O Chefe do Governo salientou ainda que Timor-Leste se situa no coração do Triângulo de Coral, uma das regiões com maior biodiversidade marinha do mundo, alertando para as ameaças colocadas pelas alterações climáticas, pela subida do nível do mar, pela poluição e pela pesca ilegal. Defendeu, por isso, o reforço da cooperação internacional e do investimento na investigação científica marinha, “aliando a ciência ao conhecimento tradicional das nossas comunidades”.
Na parte final da intervenção, saudou a participação de 14 jovens timorenses na Escola de Verão dedicada ao ordenamento e gestão do espaço marítimo, promovida no âmbito da conferência, referindo que esta iniciativa constitui “um exemplo concreto de cooperação genuína entre instituições, para que todos os países possam desenvolver conhecimentos e competências técnicas neste setor”. Manifestou igualmente a expectativa de que “os jovens [timorenses], assim como todos os restantes diplomados deste curso, regressem verdadeiramente inspirados e empenhados em aplicar, nos seus países de origem, os conhecimentos aqui adquiridos – na sua dimensão jurídica, mas também científica, técnica e social – ao serviço de uma governação responsável do oceano e de um desenvolvimento sustentável e inclusivo”.

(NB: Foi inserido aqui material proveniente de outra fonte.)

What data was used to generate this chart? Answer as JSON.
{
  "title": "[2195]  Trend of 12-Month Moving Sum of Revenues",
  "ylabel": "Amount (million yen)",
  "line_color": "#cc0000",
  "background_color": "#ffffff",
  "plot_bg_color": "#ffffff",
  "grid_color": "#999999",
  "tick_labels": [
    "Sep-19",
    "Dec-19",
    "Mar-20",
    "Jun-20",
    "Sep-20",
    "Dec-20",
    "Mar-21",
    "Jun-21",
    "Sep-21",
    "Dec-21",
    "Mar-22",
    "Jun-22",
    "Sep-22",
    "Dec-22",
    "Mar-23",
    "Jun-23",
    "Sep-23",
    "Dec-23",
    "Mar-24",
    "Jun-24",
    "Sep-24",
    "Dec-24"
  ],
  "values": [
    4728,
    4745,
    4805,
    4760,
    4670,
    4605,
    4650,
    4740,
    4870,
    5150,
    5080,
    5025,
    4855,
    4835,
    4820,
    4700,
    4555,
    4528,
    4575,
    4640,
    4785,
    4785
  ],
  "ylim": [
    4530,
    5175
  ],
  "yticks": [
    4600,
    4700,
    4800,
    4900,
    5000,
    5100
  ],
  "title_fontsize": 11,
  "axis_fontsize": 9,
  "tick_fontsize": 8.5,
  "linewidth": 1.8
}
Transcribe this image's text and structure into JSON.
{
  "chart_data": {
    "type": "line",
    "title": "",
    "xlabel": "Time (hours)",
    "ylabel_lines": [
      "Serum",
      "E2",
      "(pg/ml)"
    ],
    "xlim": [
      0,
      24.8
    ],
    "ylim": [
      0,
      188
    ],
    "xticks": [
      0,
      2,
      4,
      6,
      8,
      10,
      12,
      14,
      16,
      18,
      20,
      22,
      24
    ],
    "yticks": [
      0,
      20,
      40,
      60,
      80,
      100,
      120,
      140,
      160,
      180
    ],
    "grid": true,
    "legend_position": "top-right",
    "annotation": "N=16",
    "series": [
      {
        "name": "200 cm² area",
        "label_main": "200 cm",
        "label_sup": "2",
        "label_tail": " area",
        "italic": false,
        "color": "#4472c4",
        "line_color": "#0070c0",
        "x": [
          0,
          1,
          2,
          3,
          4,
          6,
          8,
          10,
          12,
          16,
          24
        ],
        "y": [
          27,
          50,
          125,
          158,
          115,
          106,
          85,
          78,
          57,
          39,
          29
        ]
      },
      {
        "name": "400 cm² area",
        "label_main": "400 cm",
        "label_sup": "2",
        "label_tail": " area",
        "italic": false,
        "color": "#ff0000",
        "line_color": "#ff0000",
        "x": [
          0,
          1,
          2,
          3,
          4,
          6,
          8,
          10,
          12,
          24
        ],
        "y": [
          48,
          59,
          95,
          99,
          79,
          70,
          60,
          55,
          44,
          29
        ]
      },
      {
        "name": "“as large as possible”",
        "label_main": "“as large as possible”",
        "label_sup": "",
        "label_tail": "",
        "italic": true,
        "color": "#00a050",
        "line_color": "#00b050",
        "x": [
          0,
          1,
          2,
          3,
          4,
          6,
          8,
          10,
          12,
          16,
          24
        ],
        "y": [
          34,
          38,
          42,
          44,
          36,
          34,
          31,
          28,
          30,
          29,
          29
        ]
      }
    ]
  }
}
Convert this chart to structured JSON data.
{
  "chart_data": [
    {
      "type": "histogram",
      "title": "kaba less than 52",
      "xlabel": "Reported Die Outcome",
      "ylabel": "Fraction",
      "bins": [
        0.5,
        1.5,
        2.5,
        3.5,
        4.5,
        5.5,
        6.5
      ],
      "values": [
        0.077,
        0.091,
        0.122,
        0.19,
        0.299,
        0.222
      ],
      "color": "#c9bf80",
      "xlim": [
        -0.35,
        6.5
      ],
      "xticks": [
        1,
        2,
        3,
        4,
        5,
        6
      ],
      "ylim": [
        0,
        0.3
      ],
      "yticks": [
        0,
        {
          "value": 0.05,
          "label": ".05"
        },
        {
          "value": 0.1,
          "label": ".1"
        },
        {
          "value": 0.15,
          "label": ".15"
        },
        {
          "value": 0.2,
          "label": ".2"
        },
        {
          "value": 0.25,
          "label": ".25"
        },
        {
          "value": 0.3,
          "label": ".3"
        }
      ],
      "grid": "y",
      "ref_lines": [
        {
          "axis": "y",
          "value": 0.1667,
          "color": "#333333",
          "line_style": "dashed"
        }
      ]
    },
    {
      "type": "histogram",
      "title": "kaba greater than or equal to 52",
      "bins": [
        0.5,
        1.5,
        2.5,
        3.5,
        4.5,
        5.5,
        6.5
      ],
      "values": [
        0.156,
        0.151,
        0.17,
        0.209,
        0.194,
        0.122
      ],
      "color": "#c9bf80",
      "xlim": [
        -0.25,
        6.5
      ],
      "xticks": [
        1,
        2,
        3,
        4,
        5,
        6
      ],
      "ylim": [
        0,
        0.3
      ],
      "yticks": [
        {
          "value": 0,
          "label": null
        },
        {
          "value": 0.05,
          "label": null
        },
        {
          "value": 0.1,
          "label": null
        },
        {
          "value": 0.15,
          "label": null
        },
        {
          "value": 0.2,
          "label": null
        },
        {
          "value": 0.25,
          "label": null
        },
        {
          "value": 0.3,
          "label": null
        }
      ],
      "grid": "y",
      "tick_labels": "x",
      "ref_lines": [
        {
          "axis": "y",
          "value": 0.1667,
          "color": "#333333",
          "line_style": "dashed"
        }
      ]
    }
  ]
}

A conferência contou igualmente com as intervenções do Secretário de Estado das Pescas e do Mar de Portugal, Salvador Malheiro, do Diretor da Faculdade de Direito da Universidade de Lisboa, Professor Doutor Eduardo Vera-Cruz Pinto, do Professor Doutor José Manuel Sérvulo Correia, do Professor Doutor Carlos Blanco Morais e do Presidente do IPDM, Professor Doutor Vasco Becker-Weinberg. Participaram também na sessão a Ministra da Educação, Dulce de Jesus Soares, o Embaixador de Timor-Leste em Portugal, Manuel António Araújo Serrano e a Chefe do Gabinete do Primeiro-Ministro, Elizabeth Exposto.